Sunday, March 11, 2012

The United States’ criminal act

BACKBENCHER
Rod P. Kapunan
3/10-11/2012



The United States is the only country that resorts to branding states to denote some kind of political categorization. Often such name calling is reflective of its attitude towards that state. It has called some states “totalitarian states” in referring to the former Soviet Union, China under Mao, North Korea, and Cuba; “failed states” for countries like Somalia, Ethiopia, Sudan and other famine-stricken countries in the Sahel Region of Africa; and, “narco States” like Colombia, Mexico, and Afghanistan.

“Totalitarian states” are perceived as undemocratic where power is concentrated in one ruler; “failed states” or those it consider to have lost its power to govern; and the “narco states” or those governments sustained through the production, sale and distribution of drugs like cocaine and opium. The US has also branded some as “rogue states” in referring to Iraq under Saddam Hussein, Libya under Muammar Gaddhafi, Iran under Mahmoud Ahmadinejad, and North Korea under Kim Jong Il. The US views their behavior as odd for refusing to kowtow to what it wants. The US often accuses them of sponsoring “international terrorism” or are “endeavoring to acquire weapons of mass destruction.”

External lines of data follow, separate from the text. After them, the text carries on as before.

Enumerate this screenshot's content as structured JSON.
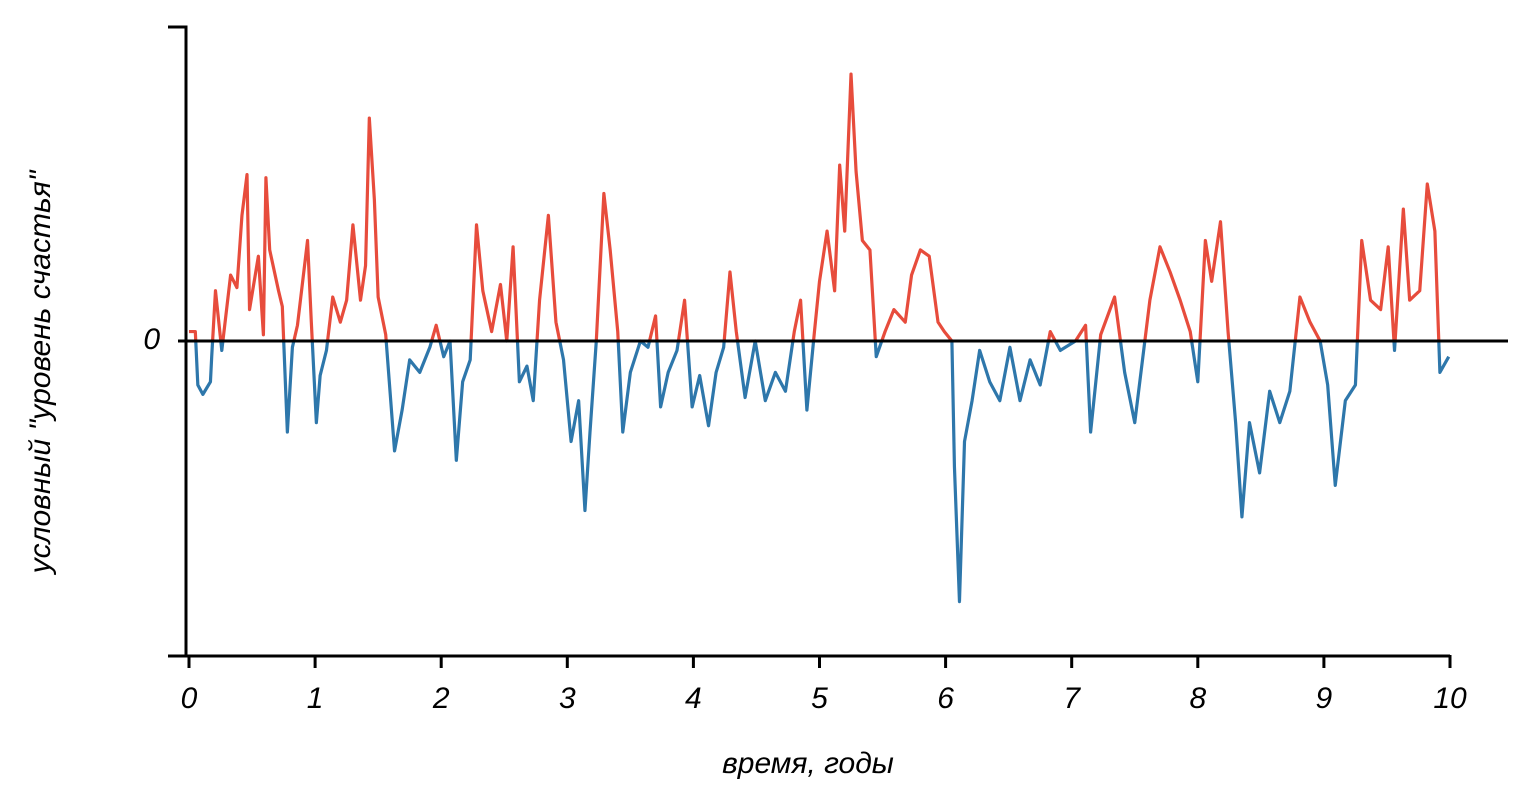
{
  "chart_data": {
    "type": "line",
    "xlabel": "время, годы",
    "ylabel": "условный \"уровень счастья\"",
    "xlim": [
      0,
      10
    ],
    "xticks": [
      0,
      1,
      2,
      3,
      4,
      5,
      6,
      7,
      8,
      9,
      10
    ],
    "ylim": [
      -1,
      1
    ],
    "yticks": [
      0
    ],
    "positive_color": "#e74c3c",
    "negative_color": "#2e77ab",
    "x": [
      0,
      0.05,
      0.07,
      0.11,
      0.17,
      0.18,
      0.21,
      0.26,
      0.33,
      0.38,
      0.42,
      0.46,
      0.48,
      0.55,
      0.59,
      0.61,
      0.64,
      0.71,
      0.74,
      0.78,
      0.82,
      0.86,
      0.94,
      0.97,
      1.01,
      1.04,
      1.09,
      1.14,
      1.2,
      1.25,
      1.3,
      1.36,
      1.4,
      1.43,
      1.47,
      1.5,
      1.56,
      1.63,
      1.69,
      1.75,
      1.83,
      1.91,
      1.96,
      2.02,
      2.07,
      2.12,
      2.17,
      2.23,
      2.28,
      2.33,
      2.4,
      2.47,
      2.52,
      2.57,
      2.62,
      2.68,
      2.73,
      2.78,
      2.85,
      2.91,
      2.97,
      3.03,
      3.09,
      3.14,
      3.18,
      3.23,
      3.29,
      3.34,
      3.4,
      3.44,
      3.5,
      3.58,
      3.64,
      3.7,
      3.74,
      3.8,
      3.87,
      3.93,
      3.99,
      4.05,
      4.12,
      4.18,
      4.24,
      4.29,
      4.34,
      4.41,
      4.49,
      4.57,
      4.65,
      4.73,
      4.8,
      4.85,
      4.9,
      4.96,
      5.0,
      5.06,
      5.12,
      5.16,
      5.2,
      5.25,
      5.29,
      5.34,
      5.4,
      5.45,
      5.52,
      5.59,
      5.68,
      5.73,
      5.8,
      5.87,
      5.94,
      5.99,
      6.05,
      6.07,
      6.11,
      6.15,
      6.21,
      6.27,
      6.35,
      6.43,
      6.51,
      6.59,
      6.67,
      6.75,
      6.83,
      6.91,
      7.03,
      7.11,
      7.15,
      7.23,
      7.34,
      7.42,
      7.5,
      7.54,
      7.62,
      7.7,
      7.78,
      7.86,
      7.94,
      8.0,
      8.06,
      8.11,
      8.18,
      8.24,
      8.3,
      8.35,
      8.41,
      8.49,
      8.57,
      8.65,
      8.73,
      8.81,
      8.89,
      8.97,
      9.03,
      9.09,
      9.17,
      9.25,
      9.3,
      9.37,
      9.45,
      9.51,
      9.56,
      9.63,
      9.68,
      9.76,
      9.82,
      9.88,
      9.92,
      9.99
    ],
    "y": [
      0.03,
      0.03,
      -0.14,
      -0.17,
      -0.13,
      -0.05,
      0.16,
      -0.03,
      0.21,
      0.17,
      0.4,
      0.53,
      0.1,
      0.27,
      0.02,
      0.52,
      0.29,
      0.16,
      0.11,
      -0.29,
      -0.02,
      0.05,
      0.32,
      0.06,
      -0.26,
      -0.11,
      -0.03,
      0.14,
      0.06,
      0.13,
      0.37,
      0.13,
      0.24,
      0.71,
      0.45,
      0.14,
      0.02,
      -0.35,
      -0.22,
      -0.06,
      -0.1,
      -0.02,
      0.05,
      -0.05,
      0,
      -0.38,
      -0.13,
      -0.06,
      0.37,
      0.16,
      0.03,
      0.18,
      0,
      0.3,
      -0.13,
      -0.08,
      -0.19,
      0.13,
      0.4,
      0.06,
      -0.06,
      -0.32,
      -0.19,
      -0.54,
      -0.29,
      0,
      0.47,
      0.29,
      0.03,
      -0.29,
      -0.1,
      0,
      -0.02,
      0.08,
      -0.21,
      -0.1,
      -0.03,
      0.13,
      -0.21,
      -0.11,
      -0.27,
      -0.1,
      -0.02,
      0.22,
      0.03,
      -0.18,
      0,
      -0.19,
      -0.1,
      -0.16,
      0.03,
      0.13,
      -0.22,
      0.03,
      0.19,
      0.35,
      0.16,
      0.56,
      0.35,
      0.85,
      0.54,
      0.32,
      0.29,
      -0.05,
      0.03,
      0.1,
      0.06,
      0.21,
      0.29,
      0.27,
      0.06,
      0.03,
      0,
      -0.4,
      -0.83,
      -0.32,
      -0.19,
      -0.03,
      -0.13,
      -0.19,
      -0.02,
      -0.19,
      -0.06,
      -0.14,
      0.03,
      -0.03,
      0,
      0.05,
      -0.29,
      0.02,
      0.14,
      -0.1,
      -0.26,
      -0.13,
      0.13,
      0.3,
      0.22,
      0.13,
      0.03,
      -0.13,
      0.32,
      0.19,
      0.38,
      0.03,
      -0.26,
      -0.56,
      -0.26,
      -0.42,
      -0.16,
      -0.26,
      -0.16,
      0.14,
      0.06,
      0,
      -0.14,
      -0.46,
      -0.19,
      -0.14,
      0.32,
      0.13,
      0.1,
      0.3,
      -0.03,
      0.42,
      0.13,
      0.16,
      0.5,
      0.35,
      -0.1,
      -0.05
    ]
  }
}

Surprisingly, as the world looks at how the US has prejudged them, it has overlooked using the most important categorization that would fit to its status as a country that has no respect for international law, always seeking to enforce its interest by the use of force in defiance of the United Nations Charter. Perhaps, the US purposely reserved that title to itself. After all, it alone has the power, and the ability to use it with arrogance to subjugate other states with unparalleled ferocity and savagery to be fittingly called a criminal state, together with its Zionist enforcer in the Middle East, Israel.

At the outset, the economic embargo imposed on Cuba was a criminal act committed by one state against a sovereign state. We say this because in 1962 or barely three years after Cuba ousted Fulgencio Batista, the US arbitrarily reacted by imposing an economic blockade against a people just wishing to chart their own destiny. For the last 50 years the economic blockade has become much tighter that it has caused untold sufferings to the entire population, with the US hoping it would dampen their spirit to turn their back against their legendary revolutionary leader Fidel Castro.

No state is authorized to impose an economic blockade against another state. That would be tantamount to war. But what is Cuba against a criminal state that parades itself as the guardian of democracy? It was criminal because the US sought to internationalize its aggressive design against Cuba by urging its allies or by blackmailing other countries to join the embargo which has never been sanction by the UN. The US has emerged as a mafia Godfather because it exerts its power and influence to secure the cooperation of law-abiding states to initially obey its criminal design of economically squeezing Cuba as what the members of the Organization of American States did to expel Cuba on July 26, 1964.

With the dissolution of the Soviet Union, the world thought it would usher in the end of the Cold War. But true to its instinct as a criminal state, the US rather tightened the screw on the partial restriction imposed by President Kennedy on February 7, 1962. On October 15, 1992, US Congressman Robert Torricelli introduced a misnomer act dubbed as “Cuban Democracy Act.” That act sought to widen the scope of the embargo by prohibiting foreign-based subsidiaries of US companies from trading with Cuba, prohibiting US citizens from traveling to that island, and curtailing remittances to family relatives in Cuba.

It was followed on March 12, 1996 by the Helms-Burton Act, also given a misleading title of “Cuban Liberty and Democratic Solidarity (Libertad) Act.” It sought to impose much tougher sanctions on foreign companies doing business in Cuba, gave a go-signal to US citizens to sue foreign investors who make use of American-owned properties seized by the Cuban government, and to deny entry to the US to such foreign investors doing business in Cuba. It was an act of gangsterism for intimidation is not only evident, but went beyond to blackmail legitimate business transactions carried out by other countries.

Conservative estimates put it that direct damage to the Cuban people as a result of the economic blockade that has been broadened to include commercial and financial blockade as of December 2010 would run to $104 billion. Taking into consideration the continued depreciation of the US dollar against the price of gold in the international financial market, damaged to the Cuban economy would exceed $975 billion.

For 15 straight years, the UN General Assembly overwhelmingly voted to end the US embargo against Cuba. One hundred eighty-three member-states voted for the lifting while a fellow criminal state, Israel, voted against to show both its color and loyalty to the US. The two other states voted to oppose, and they were Marshall Islands and Palau. Their vote was understandable for without the US food and economic assistance, the people there would starve and their economy would sink deep into the ocean.